Oft sind bei völlig neuen Themen aber auch die technischen Auswirkungen auf die Versorgungssicherheit unklar. Jede kleine Idee kann Auswirkungen auf den gesamten Markt haben und benötigt mitunter neue Lösungen oder weitere Forschung. Kommt eine vielversprechende Lösung auf, stehen die Netzbetreiber dann trotzdem noch vor den Fragen: Dürfen wir es rechtlich gesehen überhaupt betreiben? Und wie dürfen die Investitionen und laufenden Kosten weiterverrechnet werden?

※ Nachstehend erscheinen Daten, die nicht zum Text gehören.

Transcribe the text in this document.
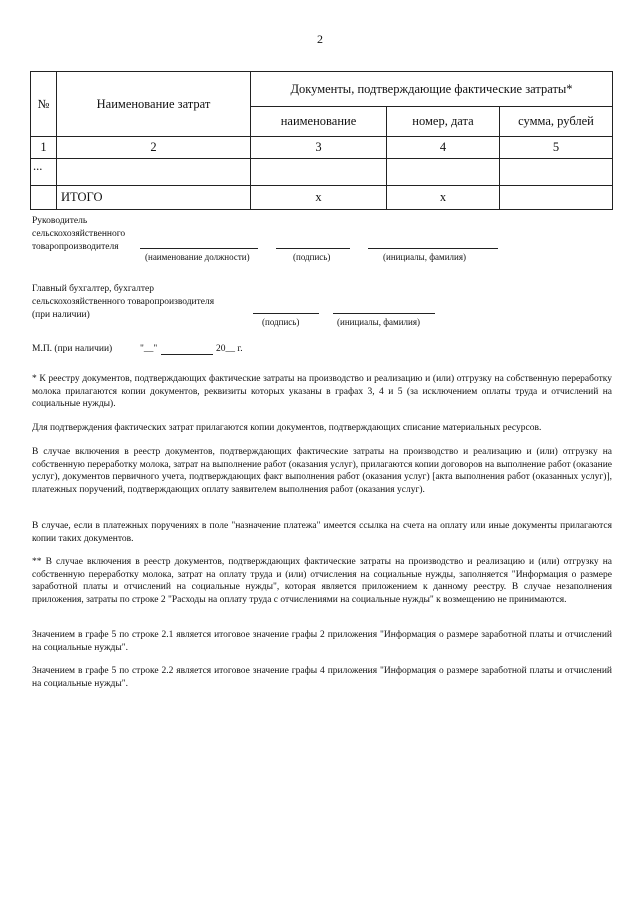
2
№	Наименование затрат	Документы, подтверждающие фактические затраты*		
		наименование	номер, дата	сумма, рублей
1	2	3	4	5
...				
	ИТОГО	х	х	
Руководитель
сельскохозяйственного
товаропроизводителя
(наименование должности)	(подпись)	(инициалы, фамилия)
Главный бухгалтер, бухгалтер
сельскохозяйственного товаропроизводителя
(при наличии)
(подпись)	(инициалы, фамилия)
М.П. (при наличии)	"__"	20__ г.
* К реестру документов, подтверждающих фактические затраты на производство и реализацию и (или) отгрузку на собственную переработку молока прилагаются копии документов, реквизиты которых указаны в графах 3, 4 и 5 (за исключением оплаты труда и отчислений на социальные нужды).
Для подтверждения фактических затрат прилагаются копии документов, подтверждающих списание материальных ресурсов.
В случае включения в реестр документов, подтверждающих фактические затраты на производство и реализацию и (или) отгрузку на собственную переработку молока, затрат на выполнение работ (оказания услуг), прилагаются копии договоров на выполнение работ (оказание услуг), документов первичного учета, подтверждающих факт выполнения работ (оказания услуг) [акта выполнения работ (оказанных услуг)], платежных поручений, подтверждающих оплату заявителем выполнения работ (оказания услуг).
В случае, если в платежных поручениях в поле "назначение платежа" имеется ссылка на счета на оплату или иные документы прилагаются копии таких документов.
** В случае включения в реестр документов, подтверждающих фактические затраты на производство и реализацию и (или) отгрузку на собственную переработку молока, затрат на оплату труда и (или) отчисления на социальные нужды, заполняется "Информация о размере заработной платы и отчислений на социальные нужды", которая является приложением к данному реестру. В случае незаполнения приложения, затраты по строке 2 "Расходы на оплату труда с отчислениями на социальные нужды" к возмещению не принимаются.
Значением в графе 5 по строке 2.1 является итоговое значение графы 2 приложения "Информация о размере заработной платы и отчислений на социальные нужды".
Значением в графе 5 по строке 2.2 является итоговое значение графы 4 приложения "Информация о размере заработной платы и отчислений на социальные нужды".
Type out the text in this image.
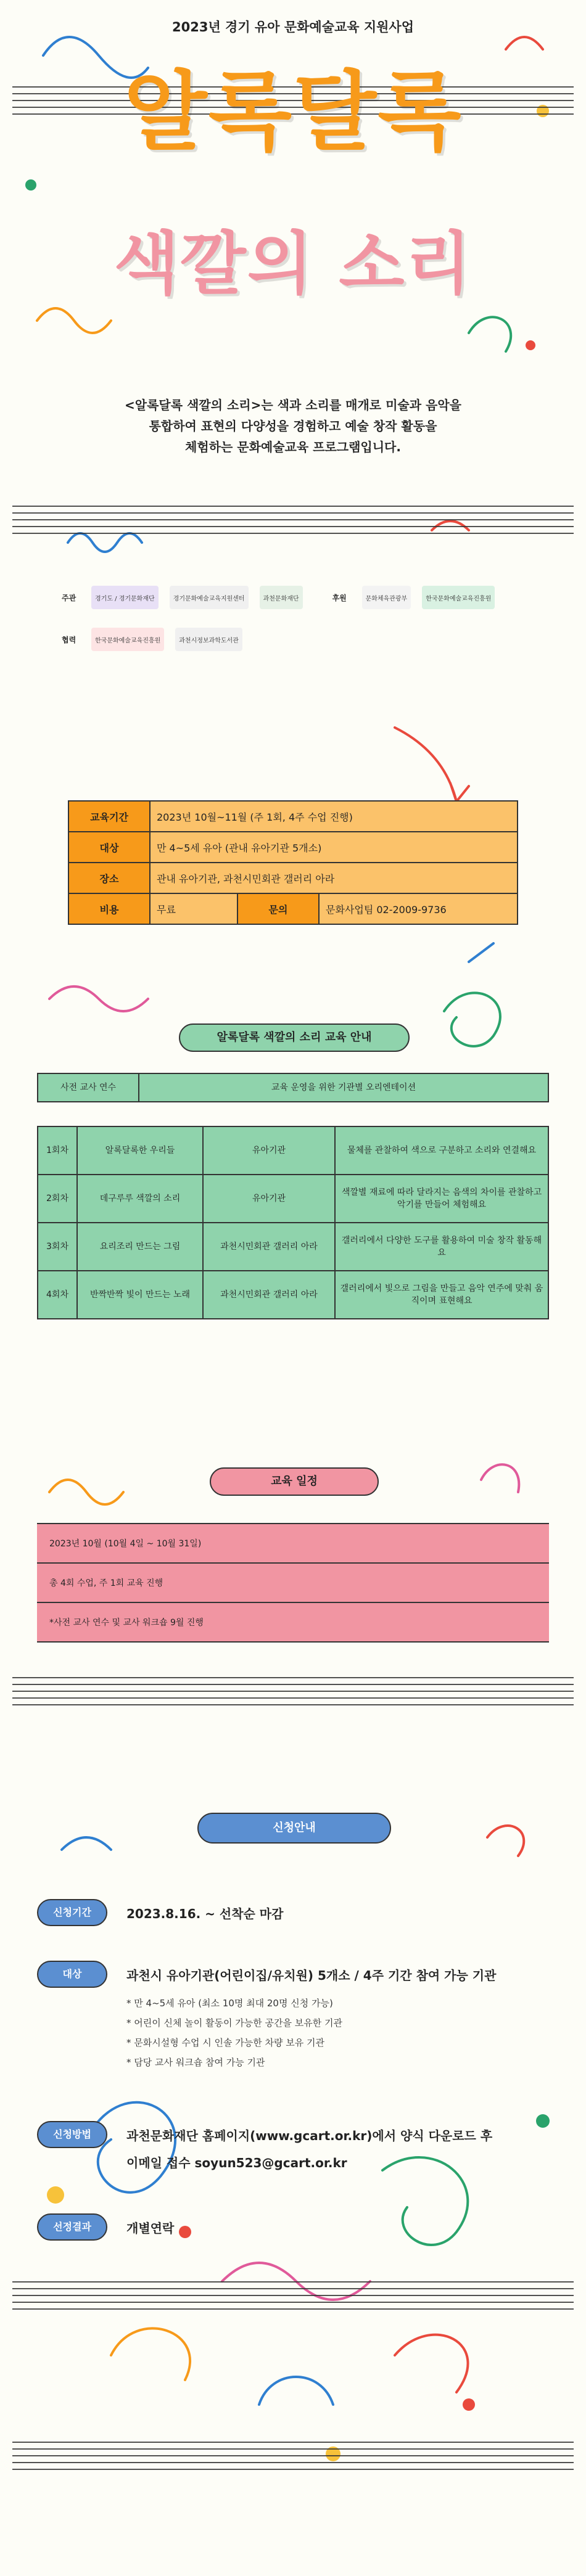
2023년 경기 유아 문화예술교육 지원사업
알록달록
색깔의 소리
<알록달록 색깔의 소리>는 색과 소리를 매개로 미술과 음악을
통합하여 표현의 다양성을 경험하고 예술 창작 활동을
체험하는 문화예술교육 프로그램입니다.
주관	경기도 / 경기문화재단	경기문화예술교육지원센터	과천문화재단	후원	문화체육관광부	한국문화예술교육진흥원
협력	한국문화예술교육진흥원	과천시정보과학도서관
교육기간	2023년 10월~11월 (주 1회, 4주 수업 진행)		
대상	만 4~5세 유아 (관내 유아기관 5개소)		
장소	관내 유아기관, 과천시민회관 갤러리 아라		
비용	무료	문의	문화사업팀 02-2009-9736
알록달록 색깔의 소리 교육 안내
사전 교사 연수	교육 운영을 위한 기관별 오리엔테이션
1회차	알록달록한 우리들	유아기관	물체를 관찰하여 색으로 구분하고 소리와 연결해요
2회차	데구루루 색깔의 소리	유아기관	색깔별 재료에 따라 달라지는 음색의 차이를 관찰하고 악기를 만들어 체험해요
3회차	요리조리 만드는 그림	과천시민회관 갤러리 아라	갤러리에서 다양한 도구를 활용하여 미술 창작 활동해요
4회차	반짝반짝 빛이 만드는 노래	과천시민회관 갤러리 아라	갤러리에서 빛으로 그림을 만들고 음악 연주에 맞춰 움직이며 표현해요
교육 일정
2023년 10월 (10월 4일 ~ 10월 31일)
총 4회 수업, 주 1회 교육 진행
*사전 교사 연수 및 교사 워크숍 9월 진행
신청안내
신청기간	2023.8.16. ~ 선착순 마감
대상	과천시 유아기관(어린이집/유치원) 5개소 / 4주 기간 참여 가능 기관
* 만 4~5세 유아 (최소 10명 최대 20명 신청 가능)
* 어린이 신체 놀이 활동이 가능한 공간을 보유한 기관
* 문화시설형 수업 시 인솔 가능한 차량 보유 기관
* 담당 교사 워크숍 참여 가능 기관
신청방법	과천문화재단 홈페이지(www.gcart.or.kr)에서 양식 다운로드 후
이메일 접수 soyun523@gcart.or.kr
선정결과	개별연락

(+) plus: Die Energie- und Wasserversorgung ist in Österreich mehrheitlich in öffentlicher Hand. Sehen Sie diese Eigentümerschaft als Garant für Investitionen und Qualität in die Netze?

Ederer: Ich halte diese Frage für sehr wichtig. Wir haben es in diesem Bereich, wo es um Abschreibungen von Investitionen von Jahrzehnten geht, mit sehr speziellen Marktmechanismen zu tun. Hier geht es nicht um das schnelle Geld. Versorgungssicherheit ist eine Sicherheit, die alle betrifft – nicht nur eine kleine Gruppe. Daher muss auch eine Volkswirtschaft im Gesamten ein Interesse an einer direkten Einflussnahme auf eine derart wichtige Infrastruktur haben. Dass geht mit Sicherheit über einzelne parteipolitische Interessen hinaus.

(+) plus: Durch den Smart-Meter-Ausbau und die Digitalisierung in den Netzen wird doch auch ein Einfallstor für Cyberattacken geöffnet. Wie sieht es mit der Sicherheit von Energieinfrastruktur in Zukunft aus?

Ederer: IT ist niemals hundertprozentig sicher, aber diese Sicherheit hat es auch früher nicht gegeben. Die Betreiber gehen hier sehr verantwortungsvoll mit der Technik um und wir hatten bislang keine Sicherheitsvorfälle, wie man sie aus anderen Branchen kennt. Die Systeme für die Netzsteuerung sind die Kronjuwelen der Netzbetreiber und entsprechend abgesichert. Auch die Smart Meter sind nicht über ein öffentlich zugängliches Netz ansteuerbar. Für die Netzbetreiber ist IT-Sicherheit das oberste Gut.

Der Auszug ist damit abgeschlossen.